Radikale Kritik

Statement

„Im Grunde fangen wir zu früh an, Kritiken zu schreiben“ zitierte Martin A. Hainz Anton Thuswaldner zu Beginn dieses Experiments literarischer Kritik. Wenn ich mir jetzt die Folge von Kommentaren anschaue, dann bin ich freudig überrascht von dem Ergebnis. Die Diskussion setzt wirklich immer wieder neu an, wirft neue Fragen auf und bringt neue Impulse ein. Die dialogische Kritik hat – und hier schließt sich ein Kreis von Martins Aufschlag zu Kristoffers letztem Kommentar – eine Verortung von Kritiker*in und Autor*in ermöglicht, die zugleich ungewohnt und sehr interessant ist.

Im doppelten Dialog von Verfasser*in und Kritiker*in bleiben beide Seiten sichtbar. Die Interpretation ist hier also beides (und das ist entscheidend!): eine Aneignung des Textes mit den Mitteln der Interpretation und eine Reflektion der eigenen gesellschaftlichen Position, die gewisse ästhetische und normative Rezeptionsraster in Autor*in wie Kritiker*in einschreibt. Mir scheint hier eine Erweiterung jenes Konzepts der totalen Souveränität der Leser*innen angelegt, wie sie nach Barthes Tod des Autors populär geworden ist (und die wir auch in Kritikrunden des Lyrikkollektivs G13 respektieren, indem der Autor / die Autorin bei einer Diskussion des Textes erst einmal den Mund hält).

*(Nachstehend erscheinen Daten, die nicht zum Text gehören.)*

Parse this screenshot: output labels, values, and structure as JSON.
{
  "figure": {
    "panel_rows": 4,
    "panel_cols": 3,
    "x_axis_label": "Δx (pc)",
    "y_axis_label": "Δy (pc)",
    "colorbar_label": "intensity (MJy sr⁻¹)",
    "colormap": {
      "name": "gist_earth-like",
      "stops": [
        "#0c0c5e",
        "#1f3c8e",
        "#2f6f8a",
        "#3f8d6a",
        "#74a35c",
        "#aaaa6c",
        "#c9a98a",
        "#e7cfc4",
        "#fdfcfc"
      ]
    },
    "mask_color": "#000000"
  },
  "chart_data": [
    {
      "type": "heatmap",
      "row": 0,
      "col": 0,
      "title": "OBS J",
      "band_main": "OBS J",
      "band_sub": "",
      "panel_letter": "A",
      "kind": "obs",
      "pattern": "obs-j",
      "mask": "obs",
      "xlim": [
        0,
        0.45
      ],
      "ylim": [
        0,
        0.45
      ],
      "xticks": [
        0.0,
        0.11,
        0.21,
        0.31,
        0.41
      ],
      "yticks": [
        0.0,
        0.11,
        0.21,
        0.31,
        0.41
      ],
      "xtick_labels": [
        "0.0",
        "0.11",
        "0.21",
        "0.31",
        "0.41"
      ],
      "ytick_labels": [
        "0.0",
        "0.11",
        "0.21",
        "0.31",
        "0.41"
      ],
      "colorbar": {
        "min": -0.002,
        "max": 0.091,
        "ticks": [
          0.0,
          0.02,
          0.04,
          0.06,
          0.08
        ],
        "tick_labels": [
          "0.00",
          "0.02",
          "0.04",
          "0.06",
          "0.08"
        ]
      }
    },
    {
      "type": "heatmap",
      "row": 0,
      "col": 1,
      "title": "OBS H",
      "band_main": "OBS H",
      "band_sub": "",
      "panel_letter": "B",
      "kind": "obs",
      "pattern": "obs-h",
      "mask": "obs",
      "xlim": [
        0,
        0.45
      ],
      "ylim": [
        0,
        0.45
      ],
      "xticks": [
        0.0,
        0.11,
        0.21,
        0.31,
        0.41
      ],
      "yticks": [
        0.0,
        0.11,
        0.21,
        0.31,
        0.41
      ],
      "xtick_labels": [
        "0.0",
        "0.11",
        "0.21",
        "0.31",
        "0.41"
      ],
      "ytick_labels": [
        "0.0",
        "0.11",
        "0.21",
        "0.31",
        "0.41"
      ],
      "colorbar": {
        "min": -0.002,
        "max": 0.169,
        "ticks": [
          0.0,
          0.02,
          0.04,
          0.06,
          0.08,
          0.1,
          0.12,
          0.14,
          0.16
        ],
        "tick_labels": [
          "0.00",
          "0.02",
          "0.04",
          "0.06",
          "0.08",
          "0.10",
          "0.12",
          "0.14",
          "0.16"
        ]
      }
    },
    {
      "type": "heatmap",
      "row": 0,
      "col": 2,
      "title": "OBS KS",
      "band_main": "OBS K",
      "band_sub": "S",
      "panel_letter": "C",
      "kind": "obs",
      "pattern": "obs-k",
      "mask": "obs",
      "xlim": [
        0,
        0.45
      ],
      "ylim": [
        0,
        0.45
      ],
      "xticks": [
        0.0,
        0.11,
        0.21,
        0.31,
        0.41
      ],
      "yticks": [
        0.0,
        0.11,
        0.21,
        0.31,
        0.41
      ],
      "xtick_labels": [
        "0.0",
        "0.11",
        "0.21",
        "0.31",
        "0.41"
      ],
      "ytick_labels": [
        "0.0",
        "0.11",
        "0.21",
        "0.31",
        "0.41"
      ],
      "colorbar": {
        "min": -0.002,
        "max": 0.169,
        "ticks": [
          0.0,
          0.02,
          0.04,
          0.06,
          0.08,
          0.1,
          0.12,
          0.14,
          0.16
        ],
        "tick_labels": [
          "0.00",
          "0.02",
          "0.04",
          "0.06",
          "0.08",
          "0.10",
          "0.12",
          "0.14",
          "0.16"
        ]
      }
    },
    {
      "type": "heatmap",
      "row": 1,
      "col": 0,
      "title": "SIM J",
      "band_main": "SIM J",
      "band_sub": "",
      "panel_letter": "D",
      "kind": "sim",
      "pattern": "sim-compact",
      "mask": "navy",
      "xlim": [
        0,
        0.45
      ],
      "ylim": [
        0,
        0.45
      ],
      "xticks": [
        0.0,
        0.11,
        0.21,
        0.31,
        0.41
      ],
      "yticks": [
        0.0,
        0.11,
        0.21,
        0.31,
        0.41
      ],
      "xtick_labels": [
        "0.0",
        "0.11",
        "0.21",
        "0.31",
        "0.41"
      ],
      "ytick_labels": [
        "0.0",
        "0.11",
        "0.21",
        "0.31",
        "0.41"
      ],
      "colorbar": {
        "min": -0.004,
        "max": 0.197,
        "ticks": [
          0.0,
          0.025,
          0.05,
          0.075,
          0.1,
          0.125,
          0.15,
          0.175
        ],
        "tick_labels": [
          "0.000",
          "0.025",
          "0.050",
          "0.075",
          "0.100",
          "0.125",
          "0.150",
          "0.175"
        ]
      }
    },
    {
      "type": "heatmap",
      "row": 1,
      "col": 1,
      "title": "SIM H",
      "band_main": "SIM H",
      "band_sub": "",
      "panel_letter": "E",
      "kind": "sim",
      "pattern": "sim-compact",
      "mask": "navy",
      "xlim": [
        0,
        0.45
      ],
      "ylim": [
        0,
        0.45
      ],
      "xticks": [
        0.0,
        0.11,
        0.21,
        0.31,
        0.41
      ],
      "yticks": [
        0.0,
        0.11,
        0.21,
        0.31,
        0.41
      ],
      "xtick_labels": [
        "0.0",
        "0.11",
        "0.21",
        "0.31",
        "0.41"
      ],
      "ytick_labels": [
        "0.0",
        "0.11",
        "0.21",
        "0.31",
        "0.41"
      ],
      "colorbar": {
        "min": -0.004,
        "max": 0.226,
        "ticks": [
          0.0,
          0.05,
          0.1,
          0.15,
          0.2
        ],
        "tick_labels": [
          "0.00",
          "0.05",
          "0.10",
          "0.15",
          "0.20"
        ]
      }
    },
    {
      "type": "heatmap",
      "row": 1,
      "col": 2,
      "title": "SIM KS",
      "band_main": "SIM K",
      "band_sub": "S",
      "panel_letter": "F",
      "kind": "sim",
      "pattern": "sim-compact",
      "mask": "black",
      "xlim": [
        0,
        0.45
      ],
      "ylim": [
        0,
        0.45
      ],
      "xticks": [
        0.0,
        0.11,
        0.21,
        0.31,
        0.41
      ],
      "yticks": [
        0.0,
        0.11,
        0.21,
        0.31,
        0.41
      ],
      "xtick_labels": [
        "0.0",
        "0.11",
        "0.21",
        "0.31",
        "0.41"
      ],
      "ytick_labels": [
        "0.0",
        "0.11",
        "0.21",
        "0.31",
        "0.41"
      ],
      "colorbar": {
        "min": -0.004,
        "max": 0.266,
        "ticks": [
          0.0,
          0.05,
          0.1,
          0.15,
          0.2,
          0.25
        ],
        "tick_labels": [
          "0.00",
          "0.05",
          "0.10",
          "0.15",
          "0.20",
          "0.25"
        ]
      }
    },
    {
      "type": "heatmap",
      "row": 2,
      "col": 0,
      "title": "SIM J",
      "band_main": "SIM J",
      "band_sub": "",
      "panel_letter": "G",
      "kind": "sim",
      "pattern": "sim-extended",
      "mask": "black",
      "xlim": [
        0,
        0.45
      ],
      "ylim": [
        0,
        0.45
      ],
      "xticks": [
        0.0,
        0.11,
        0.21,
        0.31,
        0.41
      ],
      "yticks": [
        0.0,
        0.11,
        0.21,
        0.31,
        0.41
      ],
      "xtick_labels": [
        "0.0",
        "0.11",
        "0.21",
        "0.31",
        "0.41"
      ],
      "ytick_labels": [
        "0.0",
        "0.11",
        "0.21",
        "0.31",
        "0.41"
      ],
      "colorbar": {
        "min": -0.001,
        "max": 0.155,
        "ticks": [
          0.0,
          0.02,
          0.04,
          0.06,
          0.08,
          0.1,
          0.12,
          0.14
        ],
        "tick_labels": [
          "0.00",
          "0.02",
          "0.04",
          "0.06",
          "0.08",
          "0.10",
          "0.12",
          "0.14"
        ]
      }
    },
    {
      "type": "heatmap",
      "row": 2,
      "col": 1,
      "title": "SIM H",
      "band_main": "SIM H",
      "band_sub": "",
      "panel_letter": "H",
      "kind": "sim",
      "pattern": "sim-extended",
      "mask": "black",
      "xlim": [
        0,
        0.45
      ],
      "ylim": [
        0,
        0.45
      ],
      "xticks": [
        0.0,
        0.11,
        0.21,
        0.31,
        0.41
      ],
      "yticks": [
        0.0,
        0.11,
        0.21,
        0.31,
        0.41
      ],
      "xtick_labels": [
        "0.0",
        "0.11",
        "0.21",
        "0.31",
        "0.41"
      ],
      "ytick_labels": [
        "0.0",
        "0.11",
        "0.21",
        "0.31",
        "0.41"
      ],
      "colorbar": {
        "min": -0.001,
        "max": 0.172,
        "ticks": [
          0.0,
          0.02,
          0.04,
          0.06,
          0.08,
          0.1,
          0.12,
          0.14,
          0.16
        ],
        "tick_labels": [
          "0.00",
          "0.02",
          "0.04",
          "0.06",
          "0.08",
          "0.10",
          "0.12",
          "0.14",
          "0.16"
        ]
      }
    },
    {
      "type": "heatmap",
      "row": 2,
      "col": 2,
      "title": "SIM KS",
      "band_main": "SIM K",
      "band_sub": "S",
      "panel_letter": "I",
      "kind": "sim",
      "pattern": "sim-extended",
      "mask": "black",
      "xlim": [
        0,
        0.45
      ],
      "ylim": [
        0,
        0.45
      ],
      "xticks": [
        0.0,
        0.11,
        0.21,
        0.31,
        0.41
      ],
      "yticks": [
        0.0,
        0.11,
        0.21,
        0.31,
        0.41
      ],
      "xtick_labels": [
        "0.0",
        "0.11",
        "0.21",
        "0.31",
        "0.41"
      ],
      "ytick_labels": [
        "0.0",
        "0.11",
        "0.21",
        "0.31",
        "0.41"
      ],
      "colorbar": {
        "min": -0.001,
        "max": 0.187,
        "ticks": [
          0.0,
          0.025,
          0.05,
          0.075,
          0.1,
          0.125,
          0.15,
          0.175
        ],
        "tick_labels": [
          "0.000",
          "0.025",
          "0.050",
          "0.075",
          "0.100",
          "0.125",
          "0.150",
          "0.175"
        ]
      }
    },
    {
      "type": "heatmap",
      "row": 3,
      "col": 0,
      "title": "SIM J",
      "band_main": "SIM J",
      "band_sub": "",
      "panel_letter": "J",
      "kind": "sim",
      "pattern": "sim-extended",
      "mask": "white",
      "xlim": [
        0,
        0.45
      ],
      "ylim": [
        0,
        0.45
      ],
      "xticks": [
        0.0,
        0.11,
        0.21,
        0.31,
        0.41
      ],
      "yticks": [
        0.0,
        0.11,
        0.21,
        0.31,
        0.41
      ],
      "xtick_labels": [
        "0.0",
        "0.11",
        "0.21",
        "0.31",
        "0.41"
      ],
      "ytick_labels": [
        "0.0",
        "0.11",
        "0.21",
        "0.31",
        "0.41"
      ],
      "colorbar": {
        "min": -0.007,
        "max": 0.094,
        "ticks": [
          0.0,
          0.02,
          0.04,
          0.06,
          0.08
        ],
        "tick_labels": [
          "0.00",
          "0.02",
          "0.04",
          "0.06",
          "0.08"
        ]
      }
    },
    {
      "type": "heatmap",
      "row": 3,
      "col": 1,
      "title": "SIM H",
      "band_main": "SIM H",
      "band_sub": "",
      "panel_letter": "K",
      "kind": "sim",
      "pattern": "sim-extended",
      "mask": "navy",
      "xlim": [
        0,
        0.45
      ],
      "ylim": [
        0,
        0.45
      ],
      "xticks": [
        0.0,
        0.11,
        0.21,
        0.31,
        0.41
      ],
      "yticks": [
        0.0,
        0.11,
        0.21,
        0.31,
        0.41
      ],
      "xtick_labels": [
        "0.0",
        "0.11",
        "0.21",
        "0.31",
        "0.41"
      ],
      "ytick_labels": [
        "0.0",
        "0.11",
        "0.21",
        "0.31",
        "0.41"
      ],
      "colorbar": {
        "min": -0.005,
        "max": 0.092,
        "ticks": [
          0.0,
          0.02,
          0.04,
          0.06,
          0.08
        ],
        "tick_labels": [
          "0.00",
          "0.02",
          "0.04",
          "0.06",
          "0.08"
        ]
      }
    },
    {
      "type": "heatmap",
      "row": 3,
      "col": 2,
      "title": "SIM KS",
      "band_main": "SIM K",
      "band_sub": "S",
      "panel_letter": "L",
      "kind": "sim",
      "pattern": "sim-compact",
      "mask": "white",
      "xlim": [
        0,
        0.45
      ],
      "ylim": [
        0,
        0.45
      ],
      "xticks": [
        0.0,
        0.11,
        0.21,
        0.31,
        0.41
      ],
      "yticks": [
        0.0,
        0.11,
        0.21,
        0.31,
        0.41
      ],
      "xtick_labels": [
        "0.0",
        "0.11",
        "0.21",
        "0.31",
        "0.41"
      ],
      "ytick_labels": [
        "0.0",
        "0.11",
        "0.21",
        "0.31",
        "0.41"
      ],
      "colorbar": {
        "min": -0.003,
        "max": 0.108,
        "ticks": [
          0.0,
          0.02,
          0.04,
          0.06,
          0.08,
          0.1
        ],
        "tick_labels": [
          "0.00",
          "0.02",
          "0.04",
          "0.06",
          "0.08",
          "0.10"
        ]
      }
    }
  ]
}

Im A.H.A.S.V.E.R wie auch in den Jubeljahren geht es mir um Fragen wie: Was wissen wir / wisst ihr von jüdischer Identität? Wie wird dieses (Un-)Wissen erzeugt, welches Begehren steht dahinter und was hat das wiederum mit der Konstruktion einer (deutschen) Identität zu tun? Dabei ist Kristoffers Frage, ob Rache eine unmoralische und daher abzulehnenden Haltung nur eine von vielen, die sich dabei ergeben haben. Als problematisch stellt sich ebenfalls die Überschreitung eines mehr oder weniger geteilten Referenz- und Wissenshorizontes deutscher Kritiker*innen heraus. Eine Rezensentin der FAZ führte diese Ambivalenz jüngst dazu, dem Autor ihr Unwissen zum Vorwurf zu machen. Das erlebe ich häufiger.

All diese Fragen sind eng verbunden mit einem Konzept radikaler gesellschaftlicher Diversität, das gegenwärtig wieder den Charakter einer konkreten weil bitter notwendigen Utopie angenommen hat. In Bezug auf eine literarische Kritik bedeutet das ein Aushalten jener moralischen, ästhetischen und intellektuellen Ambivalenz, die entsteht, wenn der Andere einem als Anderer entgegentritt. Ich denke, das bedeutet kein weniger an Interpretation oder Urteilen, sondern ein mehr an darin enthaltener Reflexivität. Ich denke, unsere Diskussion hat das eindrucksvoll demonstriert.